Die Grünen liegen bei zwölf Prozent (minus zwei Prozentpunkte). Die FDP verbessert sich mit Spitzenkandidat Christian Lindner auf vier Prozent und verdoppelt damit ihren Stimmenateil. Die Linke sackt um einen Punkt ab auf nun nur noch drei Prozent. Die Piratenpartei kommt unverändert auf fünf Prozent.

Rot-Grün hätte damit eine Mehrheit von 52 Prozent der Stimmen.

Für diese Umfrage im Auftrag des WDR befragte das Meinungsforschungsinstitut Infratest dimap von Donnerstag bis Samstag dieser Woche 1001 Wahlberechtigte in Nordrhein-Westfalen telefonisch.

Eine knappe Mehrheit der Befragten (51 Prozent) war der Ansicht, dass eine rot-grüne Regierung aus SPD und Grünen "gut für Nordrhein-Westfalen" wäre. Über eine große Koalition aus SPD und CDU denken dies 46 Prozent, über eine schwarz-gelbe Koalition aus CDU und FDP 21 Prozent. Ebenfalls 21 Prozent sind der Ansicht, eine schwarz-grüne Koalition aus CDU und Grünen wäre "gut für Nordrhein-Westfalen".

Wenn die Bürger in Nordrhein-Westfalen ihren Ministerpräsidenten direkt wählen könnten, würden sich 57 Prozent für Amtsinhaberin Hannelore Kraft (keine Veränderung im Vergleich zu Mitte März.) und 28 Prozent für den CDU-Herausforderer Norbert Röttgen entscheiden, womit Röttgen sich leicht verbessert.

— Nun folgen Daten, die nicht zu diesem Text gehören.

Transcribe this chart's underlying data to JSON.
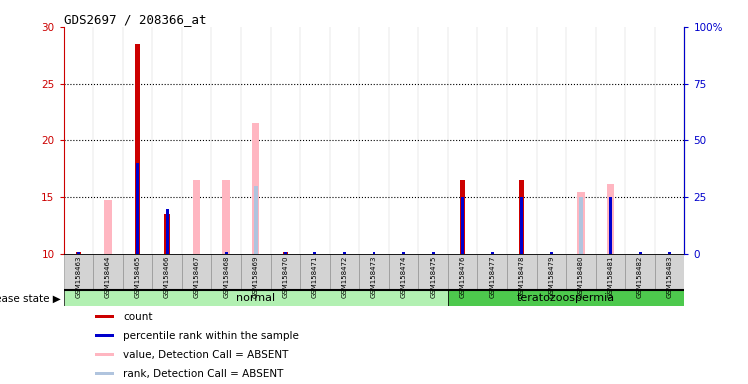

Zudem fragten die Demoskopen nach der vermeintlichen Stärke der Spitzenkandidaten. Drei Viertel der Befragten (77 Prozent) waren der Ansicht, dass die SPD mit Hannelore Kraft eine starke Spitzenkandidatin für die anstehende Landtagswahl hat. 48 Prozent wollten das Norbert Röttgen zuschreiben. Sylvia Löhrmann erreichte "Stärke-Werte" von 37 Prozent, FDP-Chef Lindner 28 Prozent.

Ein gespaltenes Meinungsbild ergibt sich auch beim Blick auf die Debatte um die Zukunftspläne von Norbert Röttgen. 39 Prozent der Befragten waren der Meinung, der CDU-Kandidat sollte im Falle einer Wahlniederlage der CDU Umweltminister in Berlin bleiben. Ebenfalls 39 Prozent fanden hingegen, er sollte in diesem Fall lieber die Opposition im Landtag in Düsseldorf anführen.

Bei den CDU-Anhängern finden 33 Prozent, dass Röttgen im Falle einer Wahlniederlage Umweltminister bleiben sollte. 48 Prozent der CDU-Anhänger sind hingegen dafür, dass Röttgen in diesem Fall Oppositionsführer würde. Nur eine Minderheit der Befragten von 34 Prozent gibt aber an, dass es für ihre Wahlentscheidung wichtig sei, dass Norbert Röttgen sich jetzt festlegt.